Process expertise from 1940s innovations helped lay groundwork for Corning’s continued leadership in today’s advanced glass technologies.
With war brewing in late-1930s Europe, the United States military needed domestic sources for optical glass. New developments like military aircraft — and the airborne surveillance tools and other instruments that went along with it — depended on top-quality optical glass previously available only from European glassmakers.
So Corning, already recognized as an expert in borosilicate glass processing, in 1938 launched a development program for the large-scale melting of optical glass.
The breakthrough project resulted in methods that not only caused a stir in the early 1940s — they also formed a foundation for the way the company still ensures the purity and optical quality of advanced glass today.
Corning scientists knew that melting optical glass in large volumes presented some thorny problems. Each batch had to be as free as possible from striations, seeds, bubbles, or inhomogeneities that would change the uniform refractive index of the glass and compromise optical quality. The bigger the volume, the greater the chances of producing substandard glass.
A team of researchers led by Dr. Charles DeVoe hit on a winning combination.
First, they developed a way to direct an electric current through the glass bath, melting the various ingredients evenly from the inside out and improving upon gas burners, in which some parts of the batch could boil while other parts were relatively unheated. It also enabled a “continuous melting” process, a big step up from the previous method of melting one giant clay pot at a time.
Just as important would be a new design for mixing the glass ingredients as they melted.
And a proper stirring method, especially with a mixture as demanding as molten optical glass, proved a remarkably difficult challenge.
Vigorous, random stirring — such as a cook might use for mixing a cake batter or sauce — would create bubbles or other imperfections in the molten glass mixture. It could also leave streaks of different compositions within the glass mass, rendering the entire batch unusable.
DeVoe and his team painstakingly experimented with every aspect of stirring. They used high-viscosity oils to mimic the molten glass mixture, and added colorants to study the behavior of fluids as they combined in the melting tank.
They intently observed and recorded every conceivable aspect of the process. Different blade shapes and angles created different flow patterns within the mixture.

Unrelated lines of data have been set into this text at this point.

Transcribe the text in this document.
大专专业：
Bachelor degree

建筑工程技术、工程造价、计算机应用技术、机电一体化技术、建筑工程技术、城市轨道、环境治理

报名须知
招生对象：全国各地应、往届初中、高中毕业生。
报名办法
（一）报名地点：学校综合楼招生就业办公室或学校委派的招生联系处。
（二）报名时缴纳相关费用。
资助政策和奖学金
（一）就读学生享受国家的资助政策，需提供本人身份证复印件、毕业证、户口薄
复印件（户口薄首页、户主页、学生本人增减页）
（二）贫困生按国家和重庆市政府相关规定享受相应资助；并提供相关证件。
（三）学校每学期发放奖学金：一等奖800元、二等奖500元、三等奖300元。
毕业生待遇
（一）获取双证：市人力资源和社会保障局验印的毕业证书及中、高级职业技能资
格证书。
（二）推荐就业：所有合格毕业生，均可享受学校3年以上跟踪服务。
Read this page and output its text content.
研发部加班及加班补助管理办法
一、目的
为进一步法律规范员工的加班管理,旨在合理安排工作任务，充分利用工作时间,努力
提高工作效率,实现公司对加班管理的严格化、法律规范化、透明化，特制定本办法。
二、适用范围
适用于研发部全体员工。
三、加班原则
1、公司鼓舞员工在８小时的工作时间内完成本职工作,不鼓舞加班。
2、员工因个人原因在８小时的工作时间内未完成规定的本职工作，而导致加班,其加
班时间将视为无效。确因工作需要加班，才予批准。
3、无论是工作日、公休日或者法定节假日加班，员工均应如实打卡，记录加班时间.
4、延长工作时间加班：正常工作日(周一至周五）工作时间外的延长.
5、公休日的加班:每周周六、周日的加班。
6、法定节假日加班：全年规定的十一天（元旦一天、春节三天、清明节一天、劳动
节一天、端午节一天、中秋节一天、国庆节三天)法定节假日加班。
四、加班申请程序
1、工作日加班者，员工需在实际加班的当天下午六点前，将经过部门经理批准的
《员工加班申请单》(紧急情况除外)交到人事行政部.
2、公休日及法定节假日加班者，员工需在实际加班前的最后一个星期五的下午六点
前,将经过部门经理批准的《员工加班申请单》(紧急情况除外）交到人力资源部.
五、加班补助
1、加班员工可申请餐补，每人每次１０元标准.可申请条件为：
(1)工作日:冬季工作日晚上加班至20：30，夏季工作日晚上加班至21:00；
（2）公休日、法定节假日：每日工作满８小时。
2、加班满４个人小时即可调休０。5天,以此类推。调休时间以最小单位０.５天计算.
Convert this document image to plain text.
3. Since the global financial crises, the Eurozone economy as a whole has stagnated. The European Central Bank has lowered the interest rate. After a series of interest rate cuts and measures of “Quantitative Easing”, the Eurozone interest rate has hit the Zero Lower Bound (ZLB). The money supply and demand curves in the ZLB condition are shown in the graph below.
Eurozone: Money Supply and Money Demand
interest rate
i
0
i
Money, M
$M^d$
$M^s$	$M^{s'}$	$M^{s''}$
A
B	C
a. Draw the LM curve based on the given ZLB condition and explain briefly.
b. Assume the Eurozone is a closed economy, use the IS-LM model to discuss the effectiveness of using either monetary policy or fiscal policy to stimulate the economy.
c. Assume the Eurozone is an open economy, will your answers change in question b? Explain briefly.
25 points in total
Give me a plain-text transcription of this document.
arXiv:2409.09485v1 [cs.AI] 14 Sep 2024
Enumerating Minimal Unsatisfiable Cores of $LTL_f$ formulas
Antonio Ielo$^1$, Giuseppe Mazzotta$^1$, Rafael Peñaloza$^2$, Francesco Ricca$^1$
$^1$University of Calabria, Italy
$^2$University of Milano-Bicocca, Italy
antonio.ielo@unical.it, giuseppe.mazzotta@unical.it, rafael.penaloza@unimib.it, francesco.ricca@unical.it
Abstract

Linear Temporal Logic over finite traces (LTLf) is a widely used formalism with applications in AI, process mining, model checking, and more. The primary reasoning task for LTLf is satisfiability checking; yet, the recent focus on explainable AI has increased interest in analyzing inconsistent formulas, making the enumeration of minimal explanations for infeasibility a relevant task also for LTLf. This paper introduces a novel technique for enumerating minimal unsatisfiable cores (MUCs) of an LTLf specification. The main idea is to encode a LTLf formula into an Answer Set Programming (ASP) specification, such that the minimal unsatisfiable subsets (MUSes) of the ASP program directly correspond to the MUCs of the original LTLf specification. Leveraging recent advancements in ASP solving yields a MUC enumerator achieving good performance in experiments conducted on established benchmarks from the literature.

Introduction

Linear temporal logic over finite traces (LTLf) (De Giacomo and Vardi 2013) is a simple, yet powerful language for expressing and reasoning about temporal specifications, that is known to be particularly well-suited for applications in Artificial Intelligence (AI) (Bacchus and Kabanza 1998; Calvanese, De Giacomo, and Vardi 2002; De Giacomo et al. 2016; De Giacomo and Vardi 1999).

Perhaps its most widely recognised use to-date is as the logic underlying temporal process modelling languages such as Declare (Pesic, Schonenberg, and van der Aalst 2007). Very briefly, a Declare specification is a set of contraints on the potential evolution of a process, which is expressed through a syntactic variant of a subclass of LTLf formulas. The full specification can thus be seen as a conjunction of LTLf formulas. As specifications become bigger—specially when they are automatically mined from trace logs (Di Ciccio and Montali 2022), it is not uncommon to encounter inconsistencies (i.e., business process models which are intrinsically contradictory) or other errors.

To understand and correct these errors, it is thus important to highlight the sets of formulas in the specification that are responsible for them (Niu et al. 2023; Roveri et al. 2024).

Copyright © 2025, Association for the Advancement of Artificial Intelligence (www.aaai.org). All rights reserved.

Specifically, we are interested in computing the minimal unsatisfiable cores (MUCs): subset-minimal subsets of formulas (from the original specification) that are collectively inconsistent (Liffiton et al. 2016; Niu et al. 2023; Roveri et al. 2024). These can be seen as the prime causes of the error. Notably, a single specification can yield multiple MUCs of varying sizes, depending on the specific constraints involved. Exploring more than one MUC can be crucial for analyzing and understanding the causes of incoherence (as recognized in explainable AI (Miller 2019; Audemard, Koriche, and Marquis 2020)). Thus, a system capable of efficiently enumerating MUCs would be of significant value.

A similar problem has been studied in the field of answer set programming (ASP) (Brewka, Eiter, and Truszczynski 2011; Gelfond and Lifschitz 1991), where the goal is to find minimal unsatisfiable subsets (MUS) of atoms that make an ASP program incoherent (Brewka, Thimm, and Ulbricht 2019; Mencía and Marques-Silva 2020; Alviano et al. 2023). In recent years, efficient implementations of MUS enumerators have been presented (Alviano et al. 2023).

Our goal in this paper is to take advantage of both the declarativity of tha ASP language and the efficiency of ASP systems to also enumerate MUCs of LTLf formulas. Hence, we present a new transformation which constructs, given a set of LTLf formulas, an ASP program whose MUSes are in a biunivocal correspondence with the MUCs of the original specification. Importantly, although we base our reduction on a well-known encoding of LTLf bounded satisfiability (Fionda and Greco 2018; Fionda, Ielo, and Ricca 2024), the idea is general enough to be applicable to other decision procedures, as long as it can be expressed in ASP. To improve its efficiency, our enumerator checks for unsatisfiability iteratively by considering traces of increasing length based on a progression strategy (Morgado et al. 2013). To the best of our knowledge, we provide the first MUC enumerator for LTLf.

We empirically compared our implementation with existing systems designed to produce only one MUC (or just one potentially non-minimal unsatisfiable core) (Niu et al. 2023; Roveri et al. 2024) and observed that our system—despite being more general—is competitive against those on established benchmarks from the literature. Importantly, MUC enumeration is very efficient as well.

Changing the speed and other seemingly small variables could mean the difference between a homogeneous mixture and one that was wholly unusable.
The stirring was so crucial to the success of the project — and such a valuable piece of intellectual property — that the top-secret experiments were kept carefully segregated from other research operations. The final optimized stirrer design was quickly protected by a U.S. patent awarded to DeVoe in 1944, and Corning successfully began high-volume production of optical glass the following year.
More than seven decades later, stirring remains a crucial part of the melting and production processes of today’s advanced glasses.
For example, the proprietary fusion process that forms today’s super-slim advanced flat glasses — Corning® EAGLE XG®, Corning® Gorilla® Glass, Corning® Willow® Glass, Corning Lotus™ Glass, and Corning Iris™ Glass — is successful in large measure because of the precisely mixed glass composition that flows into the forming mechanisms.
Corning scientists and engineers have continued to build on DeVoe’s stirring methods over the years, updating it to suit the new glass compositions but still drawing on the basic concepts he introduced in that proprietary design.
Dozens of contemporary patents still reference the DeVoe innovation. And he remains an enduring icon of Corning’s deep understanding of glass melting and forming.